| One of China's largest cinema
chain owners has agreed to sell a stake to the Warner
Bros division of AOL Time Warner, a move signalling wider
opening of the Chinese film market, which has been sluggish
in recent years.
Shanghai Paradise Film Distributing Co, which owns
Paradise Cinema, said last week it would sell a stake
of the 1,400-seat cinema to Warner Bros.
Wu Hehu, deputy manager of the company, confirmed the
report over the weekend but declined to give further
details concerning the deal.
The deal would expand the tiny foreign presence in
China's film industry, as China has promised in its
World Trade Organization (WTO) commitments, though Warner's
stake would be below a 49 per cent ceiling set by the
WTO agreement.
Two foreign companies - Eastman Kodak Co, based in
Rochester, New York, and Golden Harvest Entertainment
Cinema Co Ltd of Hong Kong - already own minority stakes
in two other Shanghai-based cinemas.
In the largest-ever investment in the industry, Eastman
Kodak, jointly with the Shanghai Film and TV Group Co,
invested US$4 million in a cinema which opened early
this year.
Golden Harvest Entertainment Cinema Co in 2000 co-invested
with the Shanghai Friendship South Business Co in another
cinema in the city.
The Warner Bros office in Beijing said all comments
regarding the stake sale would be fielded by its headquarters.
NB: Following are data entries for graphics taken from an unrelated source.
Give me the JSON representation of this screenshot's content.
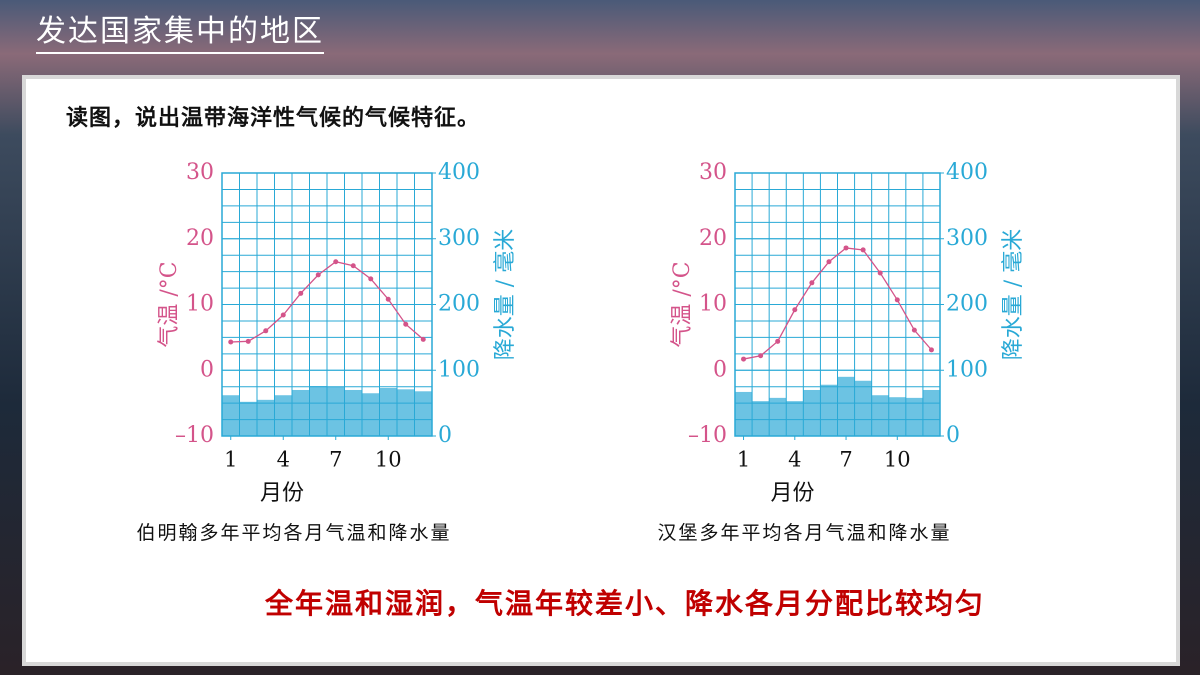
{
  "header": {
    "title": "发达国家集中的地区"
  },
  "question": "读图，说出温带海洋性气候的气候特征。",
  "answer": "全年温和湿润，气温年较差小、降水各月分配比较均匀",
  "chart_data": [
    {
      "type": "climate",
      "title": "伯明翰多年平均各月气温和降水量",
      "x_label": "月份",
      "y_label": "气温 /°C",
      "y2_label": "降水量 / 毫米",
      "x": [
        1,
        2,
        3,
        4,
        5,
        6,
        7,
        8,
        9,
        10,
        11,
        12
      ],
      "xlim": [
        0.5,
        12.5
      ],
      "xticks": [
        1,
        4,
        7,
        10
      ],
      "ylim": [
        -10,
        30
      ],
      "yticks": [
        {
          "value": -10,
          "label": "–10"
        },
        0,
        10,
        20,
        30
      ],
      "y2lim": [
        0,
        400
      ],
      "y2ticks": [
        0,
        100,
        200,
        300,
        400
      ],
      "series": [
        {
          "name": "气温",
          "color": "#d4548a",
          "values": [
            4.3,
            4.4,
            6.0,
            8.4,
            11.7,
            14.5,
            16.5,
            15.9,
            13.9,
            10.8,
            7.0,
            4.7
          ]
        },
        {
          "name": "降水量",
          "color": "#6cc3e3",
          "axis": "y2",
          "values": [
            62,
            52,
            55,
            62,
            70,
            76,
            75,
            70,
            65,
            73,
            71,
            68
          ]
        }
      ]
    },
    {
      "type": "climate",
      "title": "汉堡多年平均各月气温和降水量",
      "x_label": "月份",
      "y_label": "气温 /°C",
      "y2_label": "降水量 / 毫米",
      "x": [
        1,
        2,
        3,
        4,
        5,
        6,
        7,
        8,
        9,
        10,
        11,
        12
      ],
      "xlim": [
        0.5,
        12.5
      ],
      "xticks": [
        1,
        4,
        7,
        10
      ],
      "ylim": [
        -10,
        30
      ],
      "yticks": [
        {
          "value": -10,
          "label": "–10"
        },
        0,
        10,
        20,
        30
      ],
      "y2lim": [
        0,
        400
      ],
      "y2ticks": [
        0,
        100,
        200,
        300,
        400
      ],
      "series": [
        {
          "name": "气温",
          "color": "#d4548a",
          "values": [
            1.7,
            2.2,
            4.4,
            9.2,
            13.3,
            16.5,
            18.6,
            18.3,
            14.8,
            10.7,
            6.1,
            3.1
          ]
        },
        {
          "name": "降水量",
          "color": "#6cc3e3",
          "axis": "y2",
          "values": [
            67,
            53,
            58,
            53,
            70,
            78,
            90,
            84,
            62,
            59,
            58,
            70
          ]
        }
      ]
    }
  ]
}
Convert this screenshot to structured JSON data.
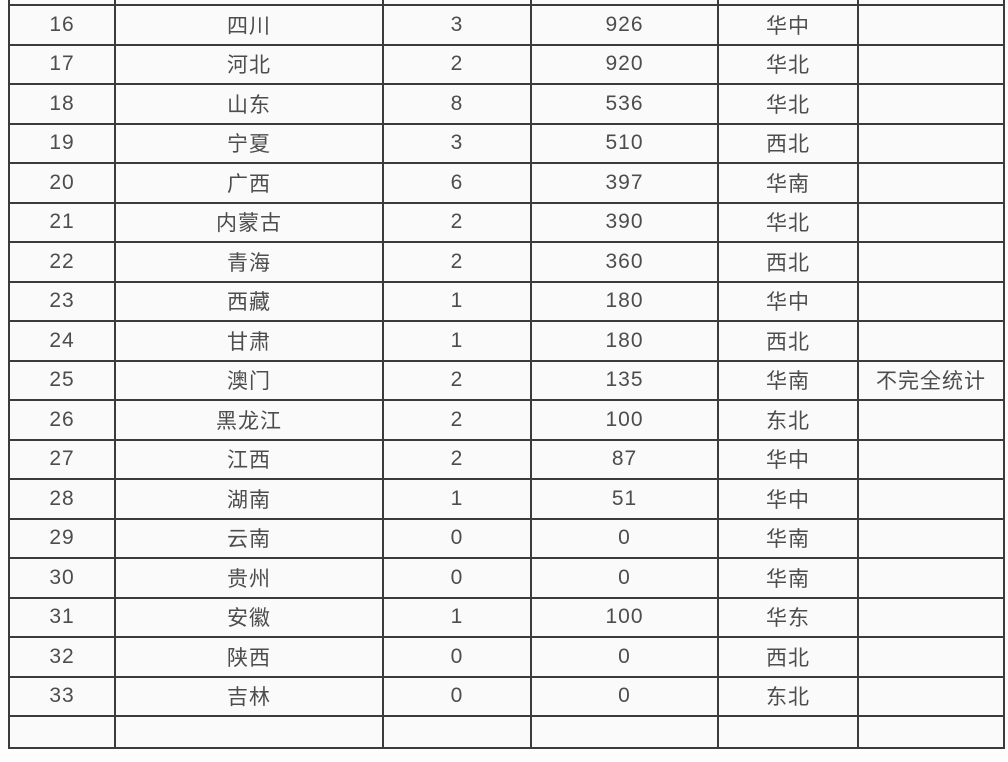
{
  "table": {
    "rows": [
      [
        "16",
        "四川",
        "3",
        "926",
        "华中",
        ""
      ],
      [
        "17",
        "河北",
        "2",
        "920",
        "华北",
        ""
      ],
      [
        "18",
        "山东",
        "8",
        "536",
        "华北",
        ""
      ],
      [
        "19",
        "宁夏",
        "3",
        "510",
        "西北",
        ""
      ],
      [
        "20",
        "广西",
        "6",
        "397",
        "华南",
        ""
      ],
      [
        "21",
        "内蒙古",
        "2",
        "390",
        "华北",
        ""
      ],
      [
        "22",
        "青海",
        "2",
        "360",
        "西北",
        ""
      ],
      [
        "23",
        "西藏",
        "1",
        "180",
        "华中",
        ""
      ],
      [
        "24",
        "甘肃",
        "1",
        "180",
        "西北",
        ""
      ],
      [
        "25",
        "澳门",
        "2",
        "135",
        "华南",
        "不完全统计"
      ],
      [
        "26",
        "黑龙江",
        "2",
        "100",
        "东北",
        ""
      ],
      [
        "27",
        "江西",
        "2",
        "87",
        "华中",
        ""
      ],
      [
        "28",
        "湖南",
        "1",
        "51",
        "华中",
        ""
      ],
      [
        "29",
        "云南",
        "0",
        "0",
        "华南",
        ""
      ],
      [
        "30",
        "贵州",
        "0",
        "0",
        "华南",
        ""
      ],
      [
        "31",
        "安徽",
        "1",
        "100",
        "华东",
        ""
      ],
      [
        "32",
        "陕西",
        "0",
        "0",
        "西北",
        ""
      ],
      [
        "33",
        "吉林",
        "0",
        "0",
        "东北",
        ""
      ]
    ],
    "column_names": [
      "rank-cell",
      "province-cell",
      "count-cell",
      "value-cell",
      "region-cell",
      "note-cell"
    ]
  }
}
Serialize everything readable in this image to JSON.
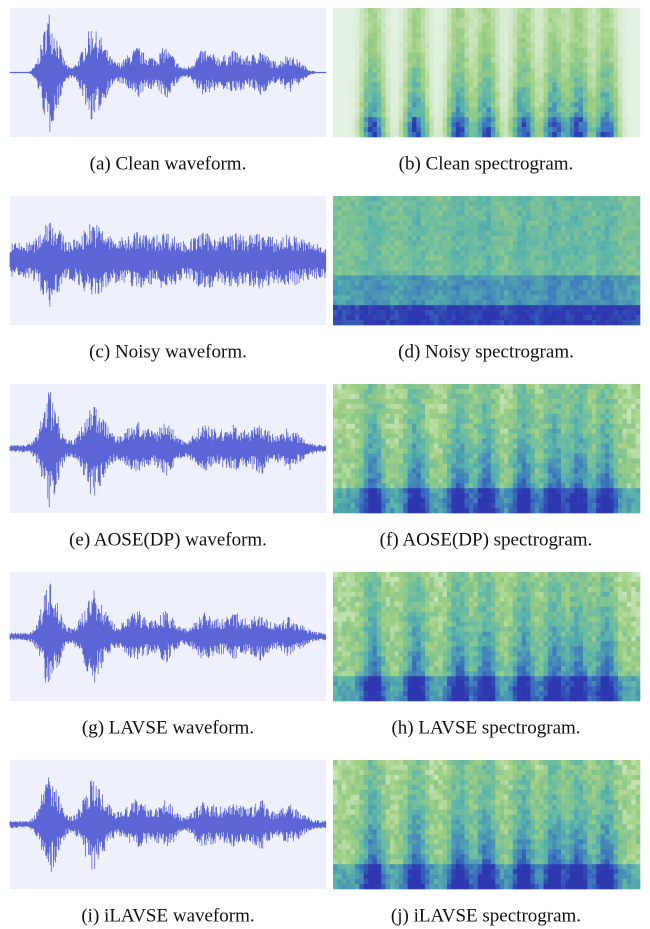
{
  "panels": [
    {
      "caption": "(a) Clean waveform."
    },
    {
      "caption": "(b) Clean spectrogram."
    },
    {
      "caption": "(c) Noisy waveform."
    },
    {
      "caption": "(d) Noisy spectrogram."
    },
    {
      "caption": "(e) AOSE(DP) waveform."
    },
    {
      "caption": "(f) AOSE(DP) spectrogram."
    },
    {
      "caption": "(g) LAVSE waveform."
    },
    {
      "caption": "(h) LAVSE spectrogram."
    },
    {
      "caption": "(i) iLAVSE waveform."
    },
    {
      "caption": "(j) iLAVSE spectrogram."
    }
  ]
}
The introduction of foreign investment will help activate
the currently sluggish Chinese film market, said an
official of the film distribution and exhibition division
of the Film Bureau of the State Administration of Radio,
Film and Television.
The official predicted the introduction of new business
models and new ideas regarding management of film companies
will bring the industry to a new height.